LE POINT DE VUE DU CHEF NIZAM PEEROO

Figure incontournable de la gastronomie mauricienne, le chef Nizam Peeroo du Labourdonnais Waterfront Hotel est connu pour sa cuisine élégante mais aussi pour son attachement à notre cuisine traditionnelle et nos produits locaux.

« Avant, on n’avait pas de céréales. On mangeait 3 faratas avec un gros morceau de beurre. Après ça, on allait travailler dans les champs et on pédalait des kilomètres avant d’y arriver. Dans le katora de midi, il y avait le gros riz ration, un toufe bred, un cari dal… Mais à l’époque il n’y avait pas cette prévalence de diabète, cholestérol, etc. Parce qu’on dépensait les calories, on n’avait pas autant de viande, on ne mangeait pas de desserts, on achetait de l’huile par quart. D’ailleurs, même après le travail, beaucoup avaient un deuxième boulot, comme jardinier, par exemple.

Aujourd’hui, on mange beaucoup plus protéiné. On achète des litres d’huile tous les mois. On consomme de la nourriture industrielle. On achète des boissons gazeuses tous les jours. On mange des desserts et qui dit desserts dit sucre. On utilise trop de pesticides et d'herbicides. On va à la boutique en voiture, on ne marche pas… C’est tout ça qui crée des problèmes de santé. »

LES TIPS DU CHEF NIZAM

Diminuez l’huile dans vos cuissons. Surtout quand il s’agit des viandes qui ont déjà des matières grasses. On peut très bien cuisiner le poulet sans la peau et enlever les parties grasses dans les viandes. 

Si vous mangez un corn frir et ensuite une grosse portion de minn bwi… C’est sûr que vous aurez un problème.
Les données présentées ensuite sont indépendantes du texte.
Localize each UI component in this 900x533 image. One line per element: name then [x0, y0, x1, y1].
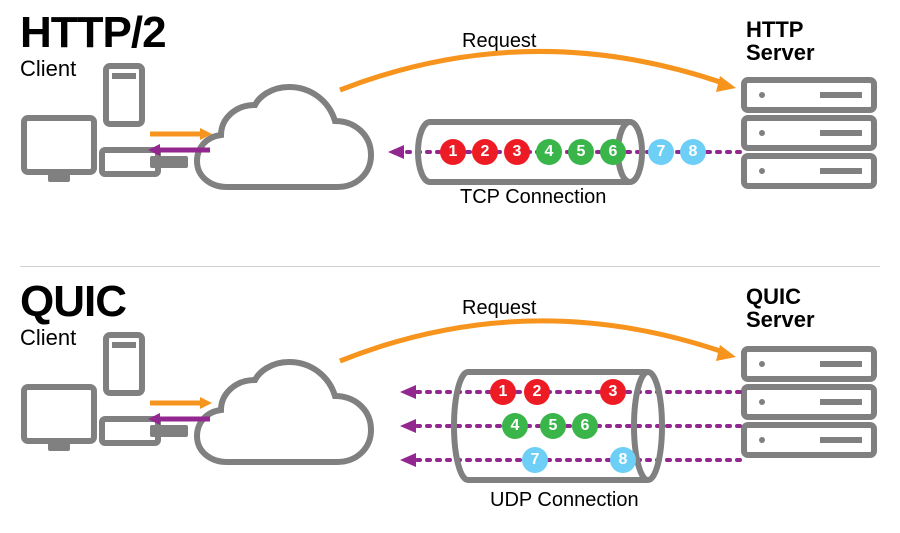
server-icon [744, 349, 874, 455]
panel-divider [20, 266, 880, 267]
packet-5: 5 [540, 413, 566, 439]
packet-4: 4 [536, 139, 562, 165]
packet-1: 1 [440, 139, 466, 165]
http2-svg-layer [0, 0, 900, 260]
response-streams [400, 385, 740, 467]
quic-panel: QUIC Client QUIC Server Request Internet… [0, 273, 900, 533]
request-arrow-small [150, 128, 212, 140]
request-arrow-small [150, 397, 212, 409]
packet-8: 8 [610, 447, 636, 473]
packet-8: 8 [680, 139, 706, 165]
request-arc [340, 321, 736, 361]
packet-7: 7 [522, 447, 548, 473]
packet-6: 6 [572, 413, 598, 439]
client-icon [24, 66, 188, 182]
packet-3: 3 [504, 139, 530, 165]
client-icon [24, 335, 188, 451]
packet-6: 6 [600, 139, 626, 165]
packet-5: 5 [568, 139, 594, 165]
packet-1: 1 [490, 379, 516, 405]
packet-4: 4 [502, 413, 528, 439]
cloud-icon [197, 362, 371, 462]
packet-3: 3 [600, 379, 626, 405]
http2-panel: HTTP/2 Client HTTP Server Request Intern… [0, 0, 900, 260]
quic-svg-layer [0, 273, 900, 533]
server-icon [744, 80, 874, 186]
packet-7: 7 [648, 139, 674, 165]
packet-2: 2 [524, 379, 550, 405]
request-arc [340, 51, 736, 92]
cloud-icon [197, 87, 371, 187]
packet-2: 2 [472, 139, 498, 165]
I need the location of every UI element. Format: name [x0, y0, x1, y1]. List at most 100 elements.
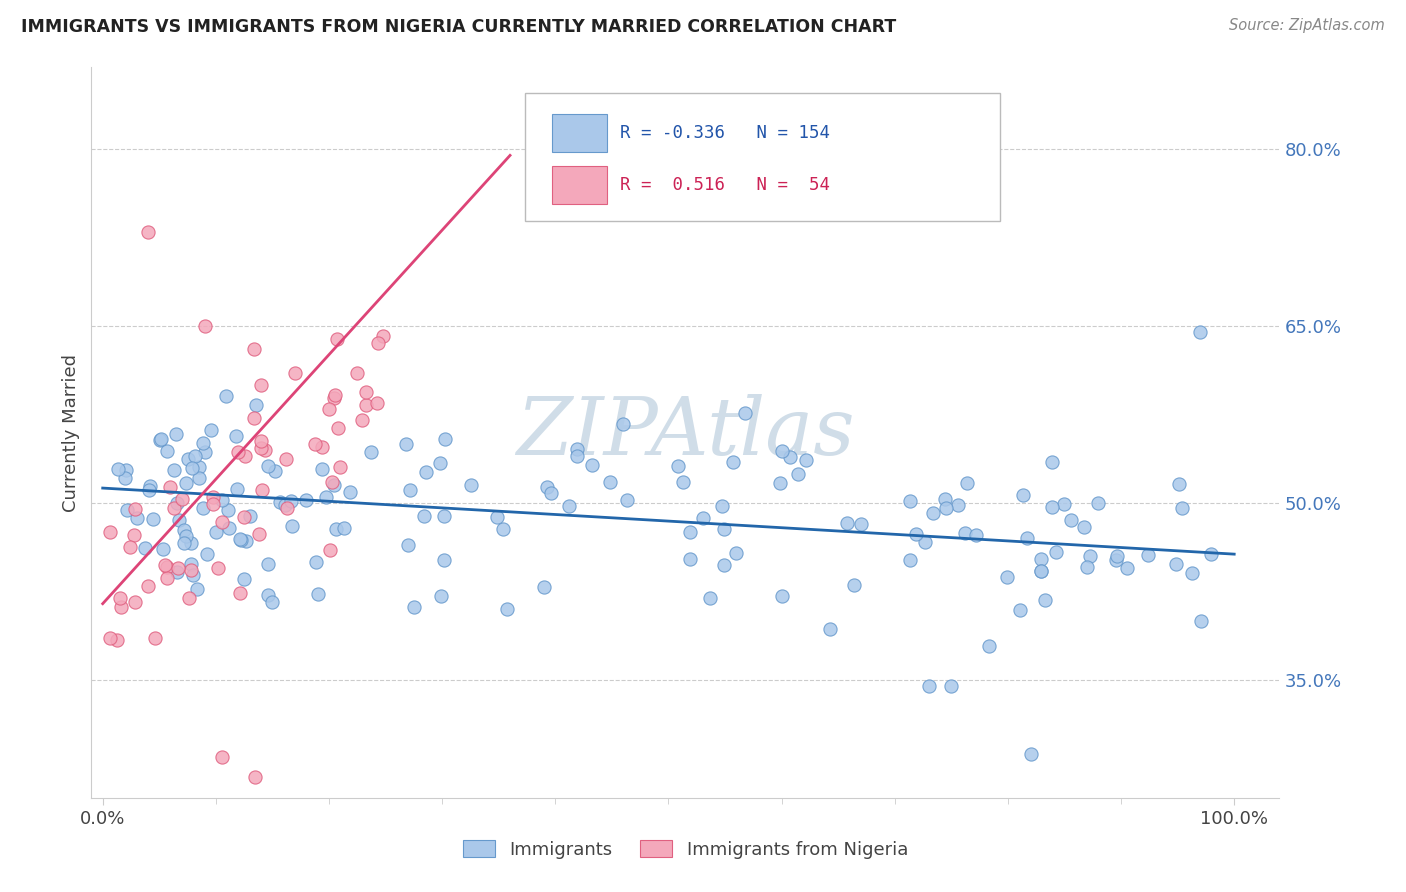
Point	[114, 471, 136, 485]
Point	[195, 547, 218, 561]
Point	[201, 490, 224, 504]
Point	[818, 622, 841, 636]
Point	[98, 524, 121, 539]
Point	[322, 391, 344, 405]
Point	[692, 510, 714, 524]
Point	[167, 560, 190, 574]
Point	[485, 509, 508, 524]
Point	[211, 492, 233, 507]
Point	[326, 332, 349, 346]
Point	[319, 543, 342, 558]
Point	[180, 535, 202, 549]
Point	[678, 552, 700, 566]
Point	[558, 499, 581, 513]
Text: R =  0.516   N =  54: R = 0.516 N = 54	[620, 176, 830, 194]
Point	[194, 445, 217, 459]
Point	[134, 541, 156, 555]
Point	[770, 589, 793, 603]
Point	[311, 440, 333, 454]
Point	[284, 367, 307, 381]
Point	[108, 591, 131, 605]
Point	[787, 467, 810, 482]
Point	[280, 519, 302, 533]
Point	[201, 497, 224, 511]
Point	[433, 432, 456, 446]
Point	[304, 436, 326, 450]
Point	[329, 460, 352, 475]
Point	[995, 570, 1018, 584]
Point	[249, 434, 271, 448]
Point	[429, 456, 451, 470]
Point	[533, 580, 555, 594]
Point	[183, 568, 205, 582]
Point	[835, 516, 858, 530]
Point	[229, 532, 252, 546]
Point	[250, 441, 273, 455]
Point	[1033, 593, 1056, 607]
Point	[666, 458, 689, 473]
Point	[430, 590, 453, 604]
Point	[540, 485, 562, 500]
Point	[323, 478, 346, 492]
Point	[124, 595, 146, 609]
Point	[941, 679, 963, 693]
Point	[769, 476, 792, 491]
Point	[321, 475, 343, 489]
Point	[184, 449, 207, 463]
Point	[173, 536, 195, 550]
Point	[398, 483, 420, 497]
Point	[955, 526, 977, 541]
Point	[247, 527, 270, 541]
Point	[921, 506, 943, 520]
Point	[136, 225, 159, 239]
Point	[492, 522, 515, 536]
Point	[721, 455, 744, 469]
Point	[165, 427, 187, 442]
Point	[1040, 455, 1063, 469]
Point	[139, 479, 162, 493]
Point	[1189, 326, 1212, 340]
Point	[433, 553, 456, 567]
Point	[218, 521, 240, 535]
Point	[734, 406, 756, 420]
Point	[1040, 500, 1063, 514]
Point	[159, 480, 181, 494]
Point	[567, 450, 589, 464]
Point	[124, 502, 146, 516]
Point	[616, 493, 638, 508]
Point	[412, 509, 434, 524]
Point	[156, 571, 179, 585]
Point	[142, 512, 165, 526]
Point	[188, 460, 211, 475]
Point	[396, 538, 419, 552]
Point	[207, 561, 229, 575]
Point	[274, 498, 297, 512]
Point	[98, 631, 121, 645]
Point	[245, 398, 267, 412]
Point	[173, 523, 195, 537]
Point	[402, 600, 425, 615]
Point	[187, 471, 209, 485]
Point	[1076, 560, 1098, 574]
Point	[232, 510, 254, 524]
Point	[1031, 564, 1053, 578]
Point	[229, 586, 252, 600]
Point	[166, 496, 188, 510]
Point	[1073, 520, 1095, 534]
Point	[107, 462, 129, 476]
Point	[1116, 561, 1139, 575]
Point	[1166, 557, 1188, 571]
Point	[318, 402, 340, 417]
Point	[180, 558, 202, 572]
Point	[536, 480, 558, 494]
Point	[360, 444, 382, 458]
Point	[262, 594, 284, 608]
Point	[162, 501, 184, 516]
Y-axis label: Currently Married: Currently Married	[62, 353, 80, 512]
Point	[934, 491, 956, 506]
Legend: Immigrants, Immigrants from Nigeria: Immigrants, Immigrants from Nigeria	[456, 833, 915, 866]
Point	[1181, 566, 1204, 581]
Point	[242, 342, 264, 356]
Point	[180, 563, 202, 577]
Point	[280, 494, 302, 508]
Mais si vous mangez votre corn avec une tranche de citron et des légumes sautés à l’ail, déjà, ça change la donne.

On dit qu’on n’a pas le temps de cuisiner. C’est vrai. Mais la cuisine c’est une question d’anticipation et d’organisation. Si vous allez cuire un grain sec, pensez à le mettre à tremper la veille. Vous pouvez même le précuire et le fricasser le lendemain. Aujourd’hui on peut acheter des jacques déjà pré-découpées, des brèdes triés… il faut saisir ces facilités. 

Et il y a de tout petits réflexes à adopter. Comme assaisonner ses salades avec du jus de citron. Comme utiliser le papier absorbant pour enlever l’excédent d’huile. 

Et je dirai aussi qu’il faut qu’on repense notre agriculture. Qu’on doit revaloriser nos produits oubliés : le papri, le bokla, le pois carré, les brède gondole, le petit margoze mauricien, la pipangaille… Ce sont d’excellents produits qui font partie de notre patrimoine mauricien.